Обозревая опыт соприкосновения человечества с «потусторонней» жизнью, с тех пор как сведения об этом стали сохраняться, я был поражён постоянством всех сообщений как в отношении общих выводов, так и о самой структуре жизни засмертью. Разумеется, каждое поколение использовало при этом присущие ему образы, идиомы и символы, так же как и каждая национальная или расовая группа использовала при этом формы своей культуры. Но главное и существенное во всём этом было всегда одно и то же. Когда Иисус говорит: «Обителей много», – «Тибетская книга мёртвых» говорит о «Западном царстве, называющемся счастливым», о «Южном царстве, наделённом великолепием и славой», о «Восточном царстве превосходящего счастья», о «Срединном царстве плотно собранного», о «Первичном чистом свете». Майерс говорит о «семи ступенях», Бетти – о «том, что лежит дальше», Раймонд – о «тех, кто пробыл здесь дольше и знает больше». Знакомясь с этими свидетельствами непосредственного опыта, нельзя не прийти к выводу, что речь здесь всё время идёт об одних и тех же энергиях и структурах. Эти формы, в чём я совершенно убеждён, составляют суть самой природы, плана, цели и в конечном счёте самого осуществления жизни засмертью – всё более и более растущего, расширяющегося опыта осознания великолепия мироздания, духовной силы, совершенствования и радости.

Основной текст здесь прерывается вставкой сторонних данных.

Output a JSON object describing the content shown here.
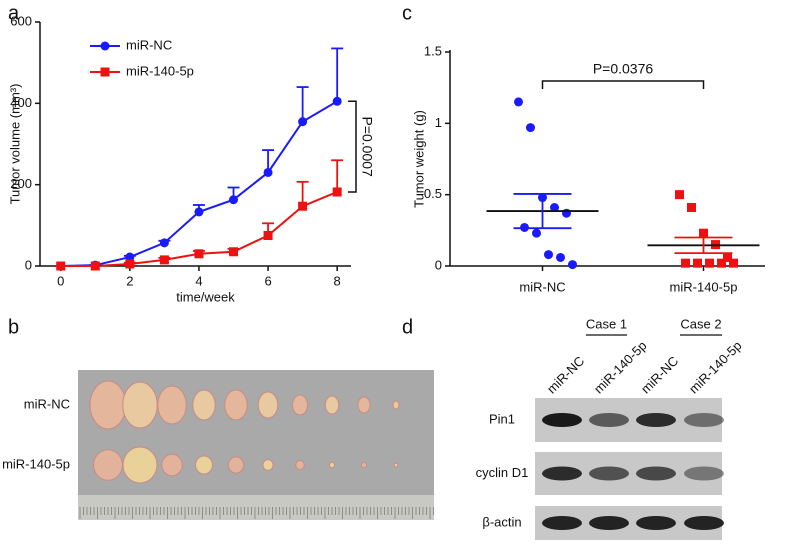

Самые высокие умы, самые щедрые сердца, проницательнейшие интеллектуалы, благороднейшие души, занесённые в историю человечества, подтверждали, что жизнь после смерти продолжается, и намечали путь к её познанию. Неужели же я должен дать сбить себя с этого пути предвзятому критиканству со стороны умов и душ, что на порядок ниже? Почти полвека моя работа была полностью открыта для учёных, и я лично знал многих и многих из них. И никогда не было больших учёных среди тех, кто отрицал продолжение жизни за порогом смерти. Да я сомневаюсь и в том, что не столько повизгивание учёных низшего эшелона, сколько усилия мелких деятелей от религии определили преобладающую сегодня нашу неспособность поверить в то, что было ясно продемонстрировано в проблеме жизни, продолжающейся засмертью. Слишком долго, в течение многих веков, дубиноголовые изуверы, ханжи с закисшими душами и властолюбцы управляли своей паствой с помощью угроз наказания адом. Горизонты радости, свободы и безграничной Вселенной за чертой земной жизни были закрыты взору. Страх не притягивает – он отталкивает. Проповедь страха перед адом ничуть не меньше ответственна за общее неверие в продолжение нашей жизни, чем и всё остальное. Кто захочет поверить в жизнь после смерти, если это нечто неприятное?